The point: the battery banks are considered a major hazard in the industry, classified as hazardous areas with restricted access requiring atmosphere monitoring. Batteries release hydrogen when charging, for that reason the batteries are housed in a separate enclosure with forced ventilation (ventilation fans).
Granted we are talking a much larger scale, but the batteries used are batteries you will find in lorries or similar just lots of them. The size of the enclosure & ventilation flow is all relative, as the enclosure is large & fans capable of displacing vast amounts of air, so a small battery in a small enclosure with no ventilation presents a similar sort of hazard.

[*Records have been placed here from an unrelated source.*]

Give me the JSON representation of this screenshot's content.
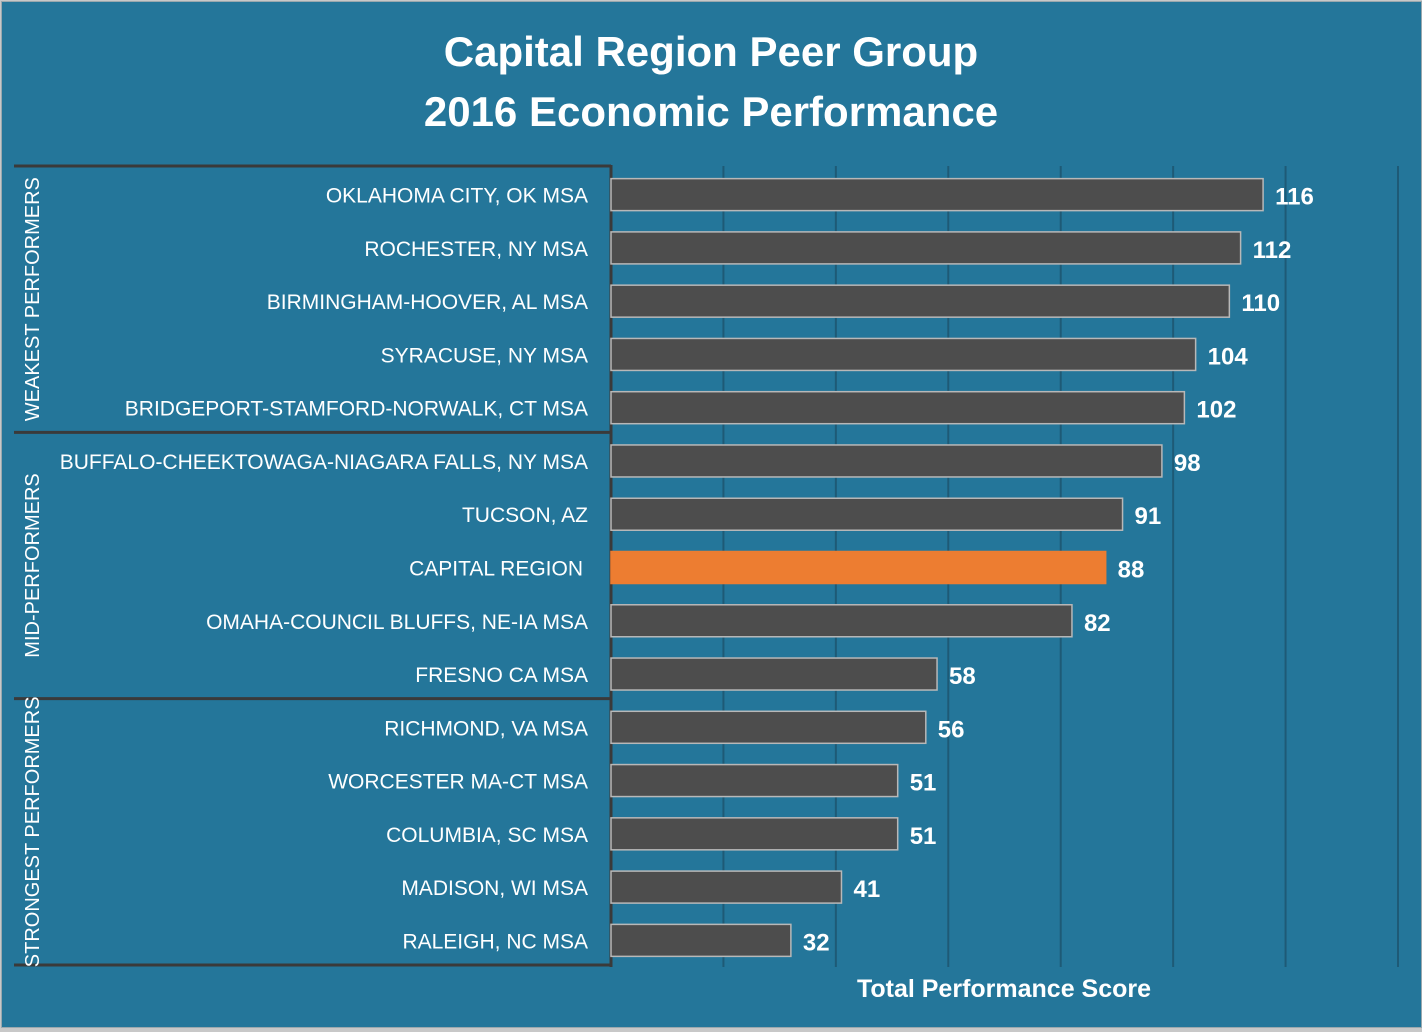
{
  "chart_data": {
    "type": "bar",
    "orientation": "horizontal",
    "title_line1": "Capital Region Peer Group",
    "title_line2": "2016 Economic Performance",
    "xlabel": "Total Performance Score",
    "ylabel": "",
    "xlim": [
      0,
      140
    ],
    "grid": "vertical every 20",
    "show_tick_labels": false,
    "colors": {
      "background": "#24769a",
      "bar": "#4d4d4d",
      "highlight": "#ed7d31",
      "gridline": "#1e5a76",
      "group_border": "#3a3a3a"
    },
    "categories": [
      "OKLAHOMA CITY, OK MSA",
      "ROCHESTER, NY MSA",
      "BIRMINGHAM-HOOVER, AL MSA",
      "SYRACUSE, NY MSA",
      "BRIDGEPORT-STAMFORD-NORWALK, CT MSA",
      "BUFFALO-CHEEKTOWAGA-NIAGARA FALLS, NY MSA",
      "TUCSON, AZ",
      "CAPITAL REGION",
      "OMAHA-COUNCIL BLUFFS, NE-IA MSA",
      "FRESNO CA MSA",
      "RICHMOND, VA MSA",
      "WORCESTER MA-CT MSA",
      "COLUMBIA, SC MSA",
      "MADISON,  WI MSA",
      "RALEIGH, NC MSA"
    ],
    "values": [
      116,
      112,
      110,
      104,
      102,
      98,
      91,
      88,
      82,
      58,
      56,
      51,
      51,
      41,
      32
    ],
    "highlight_category": "CAPITAL REGION",
    "groups": [
      {
        "label": "WEAKEST PERFORMERS",
        "count": 5
      },
      {
        "label": "MID-PERFORMERS",
        "count": 5
      },
      {
        "label": "STRONGEST PERFORMERS",
        "count": 5
      }
    ]
  }
}
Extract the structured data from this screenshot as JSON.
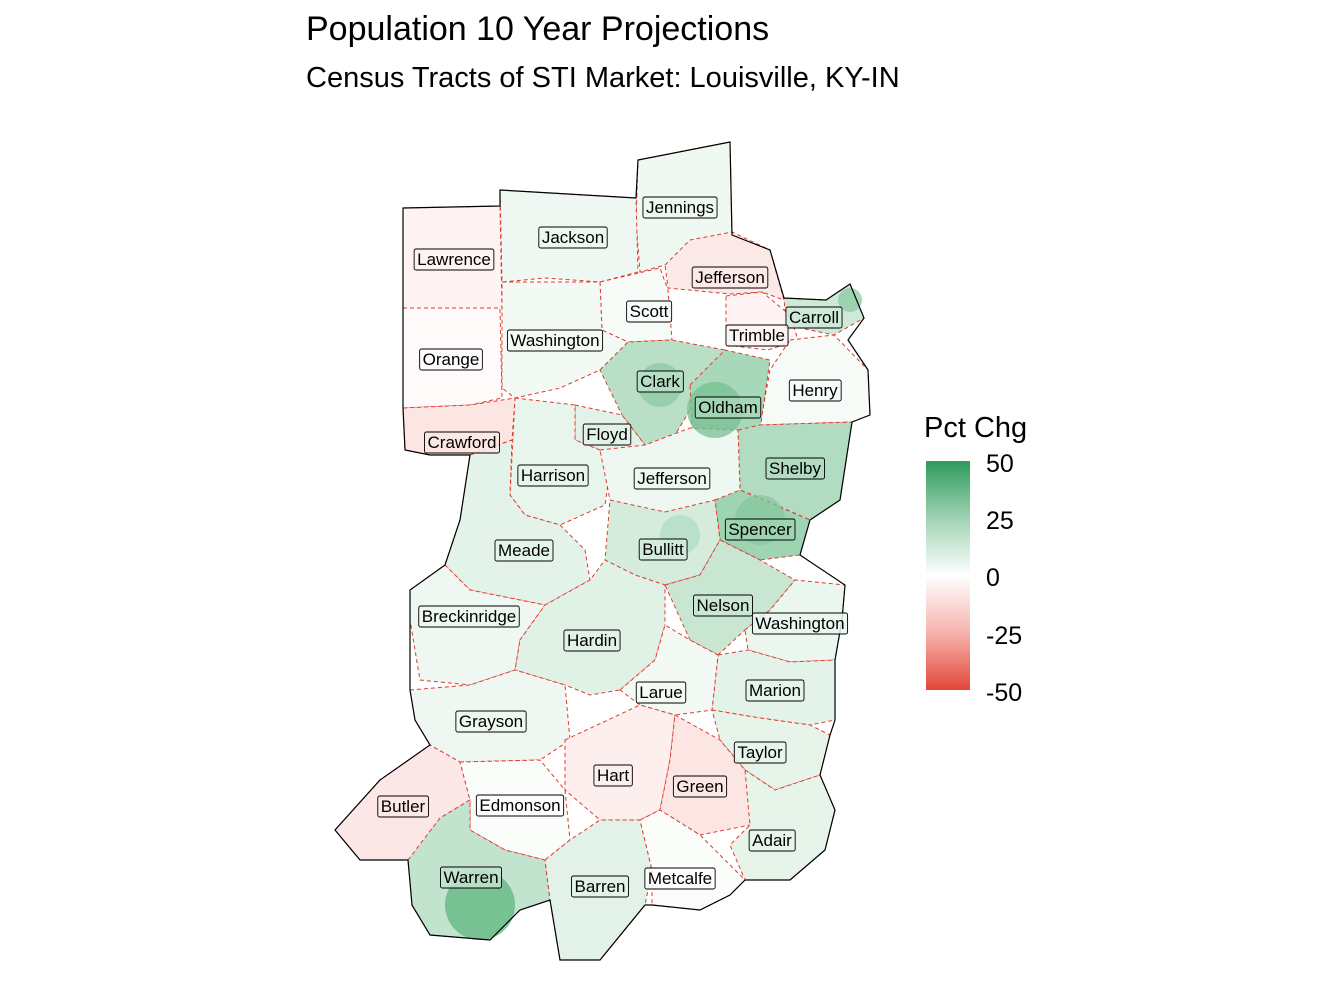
{
  "title": "Population 10 Year Projections",
  "subtitle": "Census Tracts of STI Market: Louisville, KY-IN",
  "legend": {
    "title": "Pct Chg",
    "ticks": [
      "50",
      "25",
      "0",
      "-25",
      "-50"
    ],
    "colors": {
      "high": "#2e9a5c",
      "mid": "#ffffff",
      "low": "#e0483a"
    }
  },
  "counties": [
    {
      "name": "Jennings",
      "fill": "#f0f8f2"
    },
    {
      "name": "Jackson",
      "fill": "#eef7f1"
    },
    {
      "name": "Lawrence",
      "fill": "#fdf3f2"
    },
    {
      "name": "Jefferson",
      "fill": "#fbe9e7"
    },
    {
      "name": "Scott",
      "fill": "#f8fcf9"
    },
    {
      "name": "Carroll",
      "fill": "#cfe9d8"
    },
    {
      "name": "Trimble",
      "fill": "#fdf4f3"
    },
    {
      "name": "Washington",
      "fill": "#f3faf5"
    },
    {
      "name": "Orange",
      "fill": "#fefafa"
    },
    {
      "name": "Henry",
      "fill": "#f7fbf8"
    },
    {
      "name": "Clark",
      "fill": "#b9e0c7"
    },
    {
      "name": "Oldham",
      "fill": "#a7d8b9"
    },
    {
      "name": "Crawford",
      "fill": "#fbe6e4"
    },
    {
      "name": "Floyd",
      "fill": "#e2f2e8"
    },
    {
      "name": "Shelby",
      "fill": "#b2dcc1"
    },
    {
      "name": "Harrison",
      "fill": "#e8f5ec"
    },
    {
      "name": "Jefferson",
      "fill": "#eef7f1"
    },
    {
      "name": "Spencer",
      "fill": "#9ed4b2"
    },
    {
      "name": "Meade",
      "fill": "#e4f3e9"
    },
    {
      "name": "Bullitt",
      "fill": "#d5ecdd"
    },
    {
      "name": "Nelson",
      "fill": "#c9e6d3"
    },
    {
      "name": "Breckinridge",
      "fill": "#eef7f1"
    },
    {
      "name": "Washington",
      "fill": "#eaf6ee"
    },
    {
      "name": "Hardin",
      "fill": "#e0f1e6"
    },
    {
      "name": "Marion",
      "fill": "#e4f3e9"
    },
    {
      "name": "Larue",
      "fill": "#f3faf5"
    },
    {
      "name": "Grayson",
      "fill": "#eef7f1"
    },
    {
      "name": "Taylor",
      "fill": "#e6f4ea"
    },
    {
      "name": "Hart",
      "fill": "#fcefee"
    },
    {
      "name": "Green",
      "fill": "#fbe6e4"
    },
    {
      "name": "Butler",
      "fill": "#fbe8e6"
    },
    {
      "name": "Edmonson",
      "fill": "#fbfdfb"
    },
    {
      "name": "Adair",
      "fill": "#e6f4ea"
    },
    {
      "name": "Warren",
      "fill": "#c2e3ce"
    },
    {
      "name": "Barren",
      "fill": "#e2f2e8"
    },
    {
      "name": "Metcalfe",
      "fill": "#fbfdfb"
    }
  ]
}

The fans have redundancy built in, meaning 2 fans (1 duty, 1 standby) further demonstrating the significance of the hazard batteries present.
Often the vent fan running signal is fed back to the control system & alerts the control room staff of failure, this also cuts out the battery charger. Ie the batteries will not charge if no vent fan running.
Charging batteries in a cupboard with no ventilation in your home is far from ideal, hydrogen is the most volatile of gases (explosive range is 5%-75% volume in air) meaning any significant release of hydrogen is almost certainly going to become an explosive mix of fuel/ air.
Charging a large volume of batteries in a home coupled with the number of ignition sources in a house is asking for trouble, a hydrogen explosion is quite something, do a quick web search on hydrogen explosions, it may sway your choice of charging options.
A saying in our industry is 'routine wrong' it relates to things we know & do that are wrong but haven't had an incident, just because nothing has happened in the past it doesn't guarantee it won't happen in the future, luck is often the reason incidents have not occurred or on the flip side of the coin bad luck & poor judgement is the reason incidents occur.
Whichever nearly all incidents are avoidable, so why take the chance?
My advice is take heed of the comments leaving the battery in the car, if like the gentlemen in Wisconsin the ambient temperature isn't conducive to charging a battery follow the advice on the other comments.
Most importantly charge in well ventilated area.